"And then?"
"Yes, and then--_you_ know, godmother. Well both jump into the coach and
six, and go to Lizzie. This reminds me, godmother, to ask you a serious
question. You are as wise as wise can be (having been brought up by the
fairies), and you can tell me this,--Is it better to have had a good
thing and lost it, or never to have had it?"
"Explain, goddaughter."
"I feel so much more solitary and helpless without Lizzie now than I
used to feel before I knew her." (Tears were in her eyes as she
said so.)
"Some beloved companionship fades out of most lives, my dear," said the
Jew, "that of a wife, and a fair daughter, and a son of promise, has
faded out of my own life--but the happiness _was_"
"Ah!" said Miss Wren thoughtfully, by no means convinced. "Then I tell
you what change I think you had better begin with, godmother.
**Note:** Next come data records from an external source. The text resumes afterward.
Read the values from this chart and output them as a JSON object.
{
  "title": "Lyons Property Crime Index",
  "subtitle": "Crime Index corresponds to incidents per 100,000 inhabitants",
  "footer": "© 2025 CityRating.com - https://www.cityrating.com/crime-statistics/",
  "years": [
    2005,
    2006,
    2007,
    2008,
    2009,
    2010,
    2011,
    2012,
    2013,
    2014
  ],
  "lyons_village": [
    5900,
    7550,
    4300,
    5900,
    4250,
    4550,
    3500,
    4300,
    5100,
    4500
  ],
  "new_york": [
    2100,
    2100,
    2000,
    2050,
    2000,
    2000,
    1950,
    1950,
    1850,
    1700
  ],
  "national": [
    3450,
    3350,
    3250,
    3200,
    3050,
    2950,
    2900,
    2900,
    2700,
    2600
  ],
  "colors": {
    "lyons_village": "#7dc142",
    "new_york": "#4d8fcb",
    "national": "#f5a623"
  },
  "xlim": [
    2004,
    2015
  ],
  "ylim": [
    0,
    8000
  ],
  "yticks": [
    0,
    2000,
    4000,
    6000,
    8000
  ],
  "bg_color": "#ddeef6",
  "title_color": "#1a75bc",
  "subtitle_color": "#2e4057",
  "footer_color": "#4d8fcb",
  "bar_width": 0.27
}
You had
better change Is into Was, and Was into Is, and keep them so."
"Would that suit your case? Would you not be always in pain then?" asked
the old man tenderly.
"Right!" exclaimed Miss Wren. "You have changed me wiser, godmother.
Not," she added, with a quaint hitch of her chin and eyes, "that you
need to be a very wonderful godmother to do that, indeed!"
Thus conversing, they pursued their way over London Bridge, and struck
down the river, and held their still foggier course that way. As they
were going along, Jennie twisted her venerable friend aside to a
brilliantly lighted toy-shop window, and said: "Now, look at 'em! All
my work!"
This referred to a dazzling semicircle of dolls in all the colors of the
rainbow, who were dressed for all the gay events of life.